2018.12.07

香川真司はどこへ行く? 
「スペイン移籍願望」表明で広がる懸念

  • 了戒美子●文 text by Ryokai Yoshiko photo by Getty Images

 リーグ戦、カップ戦、チャンピオンズリーグ(CL)を含めて、今季はまだ4試合出場にとどまっている香川真司だが、ドイツのメディアでその名前を目にすることは意外なほど多い。11月16日のキッカー誌ウェブ版では「香川が状況打開策は移籍しかないのか」という記事が、トップに掲載されていた。

 2010~11と2011~12シーズン、それ以前はあくまで国内の一強豪にすぎなかったドルトムントが、CL決勝トーナメントの常連となるビッグクラブに成長した時期に、重要な役割を担った功労者がくすぶっている。そのことはドイツメディアも気に留めているのだ。
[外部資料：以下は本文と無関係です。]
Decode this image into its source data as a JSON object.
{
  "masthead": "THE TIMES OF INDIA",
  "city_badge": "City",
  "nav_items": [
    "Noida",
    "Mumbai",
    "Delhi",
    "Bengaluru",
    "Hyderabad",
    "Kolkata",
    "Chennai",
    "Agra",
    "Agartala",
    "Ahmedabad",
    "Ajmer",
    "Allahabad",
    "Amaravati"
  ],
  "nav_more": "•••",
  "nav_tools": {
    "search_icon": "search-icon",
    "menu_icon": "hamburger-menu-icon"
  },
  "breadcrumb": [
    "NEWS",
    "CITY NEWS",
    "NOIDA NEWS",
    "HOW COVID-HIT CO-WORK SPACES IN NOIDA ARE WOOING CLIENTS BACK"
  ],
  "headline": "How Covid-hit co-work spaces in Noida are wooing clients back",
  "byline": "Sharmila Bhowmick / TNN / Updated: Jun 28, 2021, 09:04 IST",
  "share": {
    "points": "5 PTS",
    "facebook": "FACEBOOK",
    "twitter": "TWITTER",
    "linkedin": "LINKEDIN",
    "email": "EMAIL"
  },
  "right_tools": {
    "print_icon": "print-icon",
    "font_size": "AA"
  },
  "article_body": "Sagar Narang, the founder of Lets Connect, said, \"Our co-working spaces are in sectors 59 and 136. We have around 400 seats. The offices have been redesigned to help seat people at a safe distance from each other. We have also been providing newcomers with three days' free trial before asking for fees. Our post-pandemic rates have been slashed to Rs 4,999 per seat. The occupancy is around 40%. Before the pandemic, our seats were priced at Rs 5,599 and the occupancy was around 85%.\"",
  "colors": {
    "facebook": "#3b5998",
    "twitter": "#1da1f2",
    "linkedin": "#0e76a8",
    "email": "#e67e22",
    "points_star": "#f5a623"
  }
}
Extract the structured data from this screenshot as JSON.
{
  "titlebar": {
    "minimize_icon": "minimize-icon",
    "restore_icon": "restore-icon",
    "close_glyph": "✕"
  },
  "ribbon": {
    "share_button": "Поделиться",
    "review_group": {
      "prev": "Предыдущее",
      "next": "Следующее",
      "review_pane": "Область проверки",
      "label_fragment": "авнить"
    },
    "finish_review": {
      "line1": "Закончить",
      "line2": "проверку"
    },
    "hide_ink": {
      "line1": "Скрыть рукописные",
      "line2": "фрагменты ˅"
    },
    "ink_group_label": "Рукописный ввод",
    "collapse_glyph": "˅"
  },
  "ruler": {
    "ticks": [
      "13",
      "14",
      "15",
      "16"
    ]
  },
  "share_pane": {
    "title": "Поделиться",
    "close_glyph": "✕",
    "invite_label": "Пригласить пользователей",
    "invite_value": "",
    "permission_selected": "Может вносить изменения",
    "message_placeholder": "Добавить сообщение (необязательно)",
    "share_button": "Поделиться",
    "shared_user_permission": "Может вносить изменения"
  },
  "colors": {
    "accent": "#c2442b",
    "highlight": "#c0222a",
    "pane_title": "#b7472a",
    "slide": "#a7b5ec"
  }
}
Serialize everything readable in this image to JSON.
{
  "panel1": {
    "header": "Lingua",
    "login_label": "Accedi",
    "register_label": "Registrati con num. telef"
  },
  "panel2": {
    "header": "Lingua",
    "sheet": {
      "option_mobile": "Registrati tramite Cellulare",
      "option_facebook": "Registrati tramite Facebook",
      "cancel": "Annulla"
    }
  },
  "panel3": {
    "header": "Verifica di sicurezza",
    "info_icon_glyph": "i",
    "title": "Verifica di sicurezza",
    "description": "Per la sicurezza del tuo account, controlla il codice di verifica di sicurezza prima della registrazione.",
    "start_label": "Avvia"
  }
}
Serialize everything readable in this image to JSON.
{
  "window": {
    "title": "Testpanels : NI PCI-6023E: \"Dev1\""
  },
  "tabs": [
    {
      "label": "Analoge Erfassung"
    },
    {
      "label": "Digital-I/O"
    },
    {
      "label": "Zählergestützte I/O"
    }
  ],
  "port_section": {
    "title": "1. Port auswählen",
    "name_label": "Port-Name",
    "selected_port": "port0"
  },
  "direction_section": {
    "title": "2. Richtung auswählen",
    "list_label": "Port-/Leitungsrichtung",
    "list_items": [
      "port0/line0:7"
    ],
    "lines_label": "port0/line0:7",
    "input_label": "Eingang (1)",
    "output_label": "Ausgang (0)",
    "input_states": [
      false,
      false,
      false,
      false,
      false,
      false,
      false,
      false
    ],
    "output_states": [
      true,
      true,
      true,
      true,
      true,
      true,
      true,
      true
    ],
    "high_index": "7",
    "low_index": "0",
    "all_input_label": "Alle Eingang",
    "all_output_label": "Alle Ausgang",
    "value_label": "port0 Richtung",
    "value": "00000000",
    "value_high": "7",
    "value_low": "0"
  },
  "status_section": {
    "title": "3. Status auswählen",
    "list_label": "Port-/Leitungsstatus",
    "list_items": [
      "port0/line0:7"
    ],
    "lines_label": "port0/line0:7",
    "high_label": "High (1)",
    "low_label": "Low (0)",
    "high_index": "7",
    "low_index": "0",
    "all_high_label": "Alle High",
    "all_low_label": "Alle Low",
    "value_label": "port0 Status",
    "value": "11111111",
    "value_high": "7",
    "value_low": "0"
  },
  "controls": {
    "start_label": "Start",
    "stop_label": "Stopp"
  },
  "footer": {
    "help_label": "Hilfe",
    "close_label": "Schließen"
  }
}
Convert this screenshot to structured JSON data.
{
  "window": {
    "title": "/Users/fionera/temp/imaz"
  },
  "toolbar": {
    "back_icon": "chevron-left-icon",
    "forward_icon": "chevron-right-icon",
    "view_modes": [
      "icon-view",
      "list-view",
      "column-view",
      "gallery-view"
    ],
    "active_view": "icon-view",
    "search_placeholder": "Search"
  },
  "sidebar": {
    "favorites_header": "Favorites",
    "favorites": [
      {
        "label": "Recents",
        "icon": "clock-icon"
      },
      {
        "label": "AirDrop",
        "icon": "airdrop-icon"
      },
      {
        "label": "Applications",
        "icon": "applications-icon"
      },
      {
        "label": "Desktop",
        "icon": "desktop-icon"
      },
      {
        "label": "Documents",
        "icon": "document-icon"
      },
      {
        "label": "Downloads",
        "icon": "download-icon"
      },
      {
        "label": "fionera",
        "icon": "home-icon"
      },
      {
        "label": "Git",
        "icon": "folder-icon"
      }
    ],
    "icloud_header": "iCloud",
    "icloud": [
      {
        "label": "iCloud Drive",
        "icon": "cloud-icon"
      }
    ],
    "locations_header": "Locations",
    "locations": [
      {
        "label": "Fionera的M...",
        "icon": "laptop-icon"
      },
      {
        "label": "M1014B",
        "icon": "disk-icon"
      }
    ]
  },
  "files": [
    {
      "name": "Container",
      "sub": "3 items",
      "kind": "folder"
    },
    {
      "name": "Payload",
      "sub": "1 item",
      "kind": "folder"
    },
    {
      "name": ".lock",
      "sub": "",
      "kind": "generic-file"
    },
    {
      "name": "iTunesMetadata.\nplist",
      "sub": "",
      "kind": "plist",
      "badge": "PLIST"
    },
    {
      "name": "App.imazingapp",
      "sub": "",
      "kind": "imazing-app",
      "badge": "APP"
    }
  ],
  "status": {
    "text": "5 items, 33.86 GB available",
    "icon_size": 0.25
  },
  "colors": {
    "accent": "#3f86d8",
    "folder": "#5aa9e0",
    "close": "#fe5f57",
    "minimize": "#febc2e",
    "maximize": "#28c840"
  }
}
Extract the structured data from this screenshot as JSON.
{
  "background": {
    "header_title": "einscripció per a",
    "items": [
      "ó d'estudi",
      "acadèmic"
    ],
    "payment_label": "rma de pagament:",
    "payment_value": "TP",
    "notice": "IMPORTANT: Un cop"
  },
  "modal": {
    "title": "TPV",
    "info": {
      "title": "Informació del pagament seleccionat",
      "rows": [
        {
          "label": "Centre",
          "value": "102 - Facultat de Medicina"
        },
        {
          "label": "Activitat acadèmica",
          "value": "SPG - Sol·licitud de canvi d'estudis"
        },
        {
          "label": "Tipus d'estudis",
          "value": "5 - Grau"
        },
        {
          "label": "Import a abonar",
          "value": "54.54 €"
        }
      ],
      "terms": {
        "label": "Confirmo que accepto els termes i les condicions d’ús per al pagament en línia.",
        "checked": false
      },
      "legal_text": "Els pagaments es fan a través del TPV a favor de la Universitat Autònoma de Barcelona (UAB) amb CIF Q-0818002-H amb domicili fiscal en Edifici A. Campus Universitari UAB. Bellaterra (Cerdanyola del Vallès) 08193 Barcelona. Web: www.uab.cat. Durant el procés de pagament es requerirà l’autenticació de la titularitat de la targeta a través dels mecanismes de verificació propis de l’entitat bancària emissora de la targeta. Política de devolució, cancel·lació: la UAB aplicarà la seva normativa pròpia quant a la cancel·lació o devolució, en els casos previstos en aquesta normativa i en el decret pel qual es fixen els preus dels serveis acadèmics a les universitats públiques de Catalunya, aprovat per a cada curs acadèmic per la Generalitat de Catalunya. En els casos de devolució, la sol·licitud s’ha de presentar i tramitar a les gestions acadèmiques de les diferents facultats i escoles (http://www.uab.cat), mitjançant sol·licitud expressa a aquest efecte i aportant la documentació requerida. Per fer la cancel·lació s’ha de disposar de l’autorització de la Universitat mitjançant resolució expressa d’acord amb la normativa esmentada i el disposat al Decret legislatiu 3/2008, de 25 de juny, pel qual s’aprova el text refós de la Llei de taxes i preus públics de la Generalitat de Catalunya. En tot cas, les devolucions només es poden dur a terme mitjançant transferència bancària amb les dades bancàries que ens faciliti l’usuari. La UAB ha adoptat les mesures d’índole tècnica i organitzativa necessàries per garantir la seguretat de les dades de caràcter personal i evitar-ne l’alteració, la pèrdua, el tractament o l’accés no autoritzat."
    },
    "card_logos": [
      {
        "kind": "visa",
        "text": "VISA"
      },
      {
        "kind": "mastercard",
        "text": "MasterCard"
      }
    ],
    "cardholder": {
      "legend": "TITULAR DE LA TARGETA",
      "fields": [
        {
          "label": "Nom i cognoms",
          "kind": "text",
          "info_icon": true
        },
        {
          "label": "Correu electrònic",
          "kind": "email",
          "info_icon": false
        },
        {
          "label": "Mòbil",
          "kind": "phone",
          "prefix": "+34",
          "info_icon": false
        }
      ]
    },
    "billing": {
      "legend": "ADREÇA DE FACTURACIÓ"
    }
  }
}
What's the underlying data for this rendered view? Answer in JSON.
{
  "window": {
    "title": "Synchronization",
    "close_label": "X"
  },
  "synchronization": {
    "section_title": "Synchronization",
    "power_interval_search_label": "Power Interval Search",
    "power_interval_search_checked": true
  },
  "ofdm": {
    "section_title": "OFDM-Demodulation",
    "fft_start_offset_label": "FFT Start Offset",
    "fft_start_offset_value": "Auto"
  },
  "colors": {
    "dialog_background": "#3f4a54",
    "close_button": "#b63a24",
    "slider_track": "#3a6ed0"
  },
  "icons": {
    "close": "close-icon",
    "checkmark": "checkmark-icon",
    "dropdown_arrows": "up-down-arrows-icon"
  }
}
地元紙ルールナハリヒテン紙も、ツイッターによる練習のレポートや遠征メンバーチェックなどで、欠かさず香川の名前を挙げている。

練習中の香川真司(ドルトムント)。冬の移籍期間の動向が注目されている 香川自身による「スペイン移籍願望」表明は、当然のようにドイツメディアでも大きく取り上げられた。だが、個人の希望だけにフォーカスしたその発言は、好意的にとらえられることはなかった。その発言には「がっかりした」というのが正直なところだろう。もちろん、香川の苦境は皆の知るところもである。

 そんな香川の意向を受けて、ミヒャエル・ツォルクGMは、「不満を抱いていること、あれこれ考えていることは理解できる」とコメントしている。ウィンターブレイクに話し合いの機会を持ち、移籍願望があるなら無理に慰留はしない方向だという話もしている。チームが快調にブンデスリーガの首位を突っ走り、かつ選手が飽和気味の現状では、慰留する理由を見つけるほうが難しい。